There are high risk groups who develop open-angle glaucoma as I describe below.
Common causes of open-angle glaucoma
|older age||high blood pressure|
|elevated IOP||conditions that requires chronic use of systemic corticosteroids|
|black race||Myopia (shortsightedness)|
Signs and symptoms of glaucoma:
Unfortunately there are no early signs and symptoms for glaucoma. Late symptoms are loss of the visual fields in the sense of missing words or lines when reading or missing stairs when the lower visual field is missing. This can cause accidents when driving a car. First the vision in the periphery disappears, later central vision vanishes. Other symptoms can be blurred vision and intermittent eye pain.
In this glaucoma overview I will briefly touch on the following topics.

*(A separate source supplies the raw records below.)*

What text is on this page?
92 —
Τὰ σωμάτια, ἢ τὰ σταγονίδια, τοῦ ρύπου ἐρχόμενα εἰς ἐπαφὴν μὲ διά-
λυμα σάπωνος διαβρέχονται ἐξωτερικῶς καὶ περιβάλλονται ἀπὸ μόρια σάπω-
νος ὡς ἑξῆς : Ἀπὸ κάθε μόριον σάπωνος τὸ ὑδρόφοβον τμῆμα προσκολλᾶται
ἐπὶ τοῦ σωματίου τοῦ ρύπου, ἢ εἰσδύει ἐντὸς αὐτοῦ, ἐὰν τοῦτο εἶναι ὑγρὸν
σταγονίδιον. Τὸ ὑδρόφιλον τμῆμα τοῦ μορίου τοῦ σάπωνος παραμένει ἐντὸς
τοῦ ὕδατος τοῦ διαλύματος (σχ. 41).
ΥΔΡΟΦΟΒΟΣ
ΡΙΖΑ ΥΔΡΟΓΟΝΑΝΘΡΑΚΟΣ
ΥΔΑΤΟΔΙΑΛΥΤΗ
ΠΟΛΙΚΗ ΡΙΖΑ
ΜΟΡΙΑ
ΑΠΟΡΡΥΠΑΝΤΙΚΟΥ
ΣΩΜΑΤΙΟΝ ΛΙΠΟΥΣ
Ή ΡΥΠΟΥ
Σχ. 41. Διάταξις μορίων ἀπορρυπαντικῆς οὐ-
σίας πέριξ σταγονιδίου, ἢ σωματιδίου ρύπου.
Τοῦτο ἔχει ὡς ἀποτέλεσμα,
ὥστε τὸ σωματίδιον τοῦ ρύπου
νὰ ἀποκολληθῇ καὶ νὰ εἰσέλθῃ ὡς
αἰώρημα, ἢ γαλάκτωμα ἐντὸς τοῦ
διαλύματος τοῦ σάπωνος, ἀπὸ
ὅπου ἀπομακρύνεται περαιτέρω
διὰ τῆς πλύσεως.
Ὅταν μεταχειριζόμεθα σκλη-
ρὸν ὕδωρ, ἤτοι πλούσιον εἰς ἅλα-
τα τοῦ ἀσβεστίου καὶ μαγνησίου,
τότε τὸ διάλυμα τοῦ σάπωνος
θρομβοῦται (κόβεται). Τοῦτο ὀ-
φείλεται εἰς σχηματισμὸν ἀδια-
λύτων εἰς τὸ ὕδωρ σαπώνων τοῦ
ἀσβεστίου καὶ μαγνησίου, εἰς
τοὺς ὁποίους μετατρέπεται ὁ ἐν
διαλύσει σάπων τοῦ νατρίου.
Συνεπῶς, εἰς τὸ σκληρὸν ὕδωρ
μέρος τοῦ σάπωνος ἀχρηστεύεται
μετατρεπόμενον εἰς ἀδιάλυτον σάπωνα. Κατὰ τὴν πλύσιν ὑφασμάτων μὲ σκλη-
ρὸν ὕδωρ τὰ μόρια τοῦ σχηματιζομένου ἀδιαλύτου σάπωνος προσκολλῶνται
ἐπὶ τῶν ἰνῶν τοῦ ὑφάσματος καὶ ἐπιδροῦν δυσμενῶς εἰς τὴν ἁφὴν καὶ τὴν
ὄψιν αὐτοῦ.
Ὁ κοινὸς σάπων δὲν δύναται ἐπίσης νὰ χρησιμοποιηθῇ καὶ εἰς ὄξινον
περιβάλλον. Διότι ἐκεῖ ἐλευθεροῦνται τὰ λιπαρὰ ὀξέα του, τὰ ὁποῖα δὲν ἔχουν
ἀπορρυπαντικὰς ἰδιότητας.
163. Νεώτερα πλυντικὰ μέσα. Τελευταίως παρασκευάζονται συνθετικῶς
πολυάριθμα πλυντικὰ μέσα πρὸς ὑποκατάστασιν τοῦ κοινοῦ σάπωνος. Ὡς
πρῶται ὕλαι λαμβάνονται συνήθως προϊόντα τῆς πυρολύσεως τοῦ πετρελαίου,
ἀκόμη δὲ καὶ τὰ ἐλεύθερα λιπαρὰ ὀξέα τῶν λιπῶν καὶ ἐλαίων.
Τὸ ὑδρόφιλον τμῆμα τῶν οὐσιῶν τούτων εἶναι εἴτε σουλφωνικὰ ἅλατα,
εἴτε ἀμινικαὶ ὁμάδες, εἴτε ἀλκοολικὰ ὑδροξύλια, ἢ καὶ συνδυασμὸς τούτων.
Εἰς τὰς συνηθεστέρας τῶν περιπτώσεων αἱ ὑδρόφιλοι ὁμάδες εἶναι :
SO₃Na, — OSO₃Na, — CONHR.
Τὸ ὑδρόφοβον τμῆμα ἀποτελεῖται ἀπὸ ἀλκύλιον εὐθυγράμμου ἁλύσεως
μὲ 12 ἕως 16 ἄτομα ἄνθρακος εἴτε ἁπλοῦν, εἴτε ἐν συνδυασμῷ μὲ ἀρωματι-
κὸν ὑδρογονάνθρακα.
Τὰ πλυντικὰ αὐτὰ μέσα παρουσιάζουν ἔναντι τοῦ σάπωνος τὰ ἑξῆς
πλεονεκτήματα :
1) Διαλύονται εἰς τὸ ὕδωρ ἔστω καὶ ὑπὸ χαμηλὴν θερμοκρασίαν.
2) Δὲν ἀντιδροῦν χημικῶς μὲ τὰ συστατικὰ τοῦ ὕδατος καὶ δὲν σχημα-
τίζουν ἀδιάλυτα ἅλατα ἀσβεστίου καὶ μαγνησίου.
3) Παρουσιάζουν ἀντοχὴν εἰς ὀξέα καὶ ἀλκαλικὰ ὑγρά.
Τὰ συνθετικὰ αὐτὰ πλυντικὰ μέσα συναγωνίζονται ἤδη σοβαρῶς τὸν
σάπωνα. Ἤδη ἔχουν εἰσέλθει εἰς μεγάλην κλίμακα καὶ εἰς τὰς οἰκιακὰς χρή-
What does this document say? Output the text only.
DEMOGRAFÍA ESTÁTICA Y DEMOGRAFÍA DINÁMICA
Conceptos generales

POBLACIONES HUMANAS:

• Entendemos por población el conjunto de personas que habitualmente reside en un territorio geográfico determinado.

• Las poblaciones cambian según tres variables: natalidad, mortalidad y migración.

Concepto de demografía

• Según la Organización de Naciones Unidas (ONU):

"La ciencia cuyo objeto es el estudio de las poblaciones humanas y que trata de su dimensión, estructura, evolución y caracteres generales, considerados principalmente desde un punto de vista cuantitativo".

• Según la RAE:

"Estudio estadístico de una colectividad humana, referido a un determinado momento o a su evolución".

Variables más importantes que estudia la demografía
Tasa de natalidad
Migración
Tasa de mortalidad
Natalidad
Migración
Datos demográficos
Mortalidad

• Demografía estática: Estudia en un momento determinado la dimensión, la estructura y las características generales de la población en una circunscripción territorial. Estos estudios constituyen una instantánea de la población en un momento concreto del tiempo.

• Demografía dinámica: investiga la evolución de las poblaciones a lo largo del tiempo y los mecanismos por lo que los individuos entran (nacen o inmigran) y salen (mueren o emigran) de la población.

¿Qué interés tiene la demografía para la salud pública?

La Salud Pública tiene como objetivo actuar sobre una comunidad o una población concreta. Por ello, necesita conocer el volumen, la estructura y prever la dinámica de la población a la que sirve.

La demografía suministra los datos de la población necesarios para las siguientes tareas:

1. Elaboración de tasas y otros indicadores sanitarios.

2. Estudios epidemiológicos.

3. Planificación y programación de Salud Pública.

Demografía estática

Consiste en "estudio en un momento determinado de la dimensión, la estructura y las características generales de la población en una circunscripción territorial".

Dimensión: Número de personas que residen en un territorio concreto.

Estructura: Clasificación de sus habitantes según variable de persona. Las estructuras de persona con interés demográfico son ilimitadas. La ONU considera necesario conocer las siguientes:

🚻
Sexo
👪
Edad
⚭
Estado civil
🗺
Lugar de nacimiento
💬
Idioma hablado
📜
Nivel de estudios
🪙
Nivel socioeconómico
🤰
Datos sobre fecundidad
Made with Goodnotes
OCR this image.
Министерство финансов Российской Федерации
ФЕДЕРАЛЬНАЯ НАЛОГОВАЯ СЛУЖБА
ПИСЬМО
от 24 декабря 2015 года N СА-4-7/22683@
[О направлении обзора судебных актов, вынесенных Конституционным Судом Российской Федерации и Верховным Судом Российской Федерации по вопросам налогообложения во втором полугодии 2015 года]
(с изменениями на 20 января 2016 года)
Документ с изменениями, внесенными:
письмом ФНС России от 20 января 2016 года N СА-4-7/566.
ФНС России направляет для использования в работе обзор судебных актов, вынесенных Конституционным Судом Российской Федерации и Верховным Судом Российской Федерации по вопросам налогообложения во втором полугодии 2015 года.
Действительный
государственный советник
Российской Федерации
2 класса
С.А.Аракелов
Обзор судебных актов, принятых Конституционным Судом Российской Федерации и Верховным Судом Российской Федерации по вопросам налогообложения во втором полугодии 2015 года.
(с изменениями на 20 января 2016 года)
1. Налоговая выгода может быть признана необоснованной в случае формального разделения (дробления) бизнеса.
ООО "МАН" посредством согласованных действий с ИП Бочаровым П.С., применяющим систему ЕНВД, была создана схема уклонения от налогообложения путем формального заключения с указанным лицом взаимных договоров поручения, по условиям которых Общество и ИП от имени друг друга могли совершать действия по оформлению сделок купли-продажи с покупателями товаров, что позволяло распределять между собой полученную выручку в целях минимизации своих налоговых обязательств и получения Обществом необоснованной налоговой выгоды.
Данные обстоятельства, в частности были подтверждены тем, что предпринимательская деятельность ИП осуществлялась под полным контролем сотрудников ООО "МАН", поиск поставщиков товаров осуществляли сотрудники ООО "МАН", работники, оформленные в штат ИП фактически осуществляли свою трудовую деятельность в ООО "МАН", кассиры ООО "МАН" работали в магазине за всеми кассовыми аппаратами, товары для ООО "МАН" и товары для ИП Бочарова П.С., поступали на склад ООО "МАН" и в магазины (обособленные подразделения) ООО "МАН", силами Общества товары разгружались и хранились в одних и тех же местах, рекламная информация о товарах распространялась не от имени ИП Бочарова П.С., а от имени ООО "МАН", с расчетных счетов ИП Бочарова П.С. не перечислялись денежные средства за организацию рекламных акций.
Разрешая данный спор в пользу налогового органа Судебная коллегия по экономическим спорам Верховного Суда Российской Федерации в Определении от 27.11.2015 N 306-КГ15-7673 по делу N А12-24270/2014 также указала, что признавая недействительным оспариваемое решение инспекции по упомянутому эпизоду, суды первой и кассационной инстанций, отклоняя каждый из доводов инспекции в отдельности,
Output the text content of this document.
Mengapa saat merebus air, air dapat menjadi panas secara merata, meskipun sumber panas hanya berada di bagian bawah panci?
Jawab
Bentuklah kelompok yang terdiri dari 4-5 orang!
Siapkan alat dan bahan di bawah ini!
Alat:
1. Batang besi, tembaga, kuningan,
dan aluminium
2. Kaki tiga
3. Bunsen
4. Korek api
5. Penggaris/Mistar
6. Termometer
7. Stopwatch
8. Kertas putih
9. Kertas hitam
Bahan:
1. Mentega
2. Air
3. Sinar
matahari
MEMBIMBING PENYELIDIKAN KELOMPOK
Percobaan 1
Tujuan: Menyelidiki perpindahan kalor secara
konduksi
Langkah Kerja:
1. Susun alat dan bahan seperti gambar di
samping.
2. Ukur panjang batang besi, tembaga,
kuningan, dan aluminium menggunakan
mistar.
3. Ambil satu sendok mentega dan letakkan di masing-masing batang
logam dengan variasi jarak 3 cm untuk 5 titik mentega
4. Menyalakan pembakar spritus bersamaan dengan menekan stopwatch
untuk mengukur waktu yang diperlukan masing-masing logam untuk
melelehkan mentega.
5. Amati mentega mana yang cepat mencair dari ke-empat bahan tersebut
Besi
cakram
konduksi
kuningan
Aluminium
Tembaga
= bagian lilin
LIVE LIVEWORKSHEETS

As already indicated the eye specialist will do a thorough eye examination including gonioscopy and measurements of the intraocular pressure (IOP) where one of the methods is the Goldmann tonometry. In addition, as mentioned above, the specialist will also do visual field exam and do slit lamp examination to inspect the optic disc.
Treatment of glaucoma
Both surgical glaucoma procedures will restore the normal drainage of the internal eye fluid, which in turn takes the pressure off the optic nerve. In most open-angle glaucoma patients laser surgery can be done by an eye surgeon equipped to do that procedure. The eye specialist does conventional surgery only in those cases where the specialist cannot use laser surgery. Here is another site where glaucoma surgery is described.
Prevention of glaucoma
To prevent glaucoma, it is important that an eye specialist examines the patient from age 30 onwards every 2 or 3 years. The optometrist or ophthalmologist does examinations more often in high risk families where there is glaucoma inheritance. This way the health professional detects early changes and can treat right away with laser surgery. High risk people (see in the table above) require careful checking and close follow-up.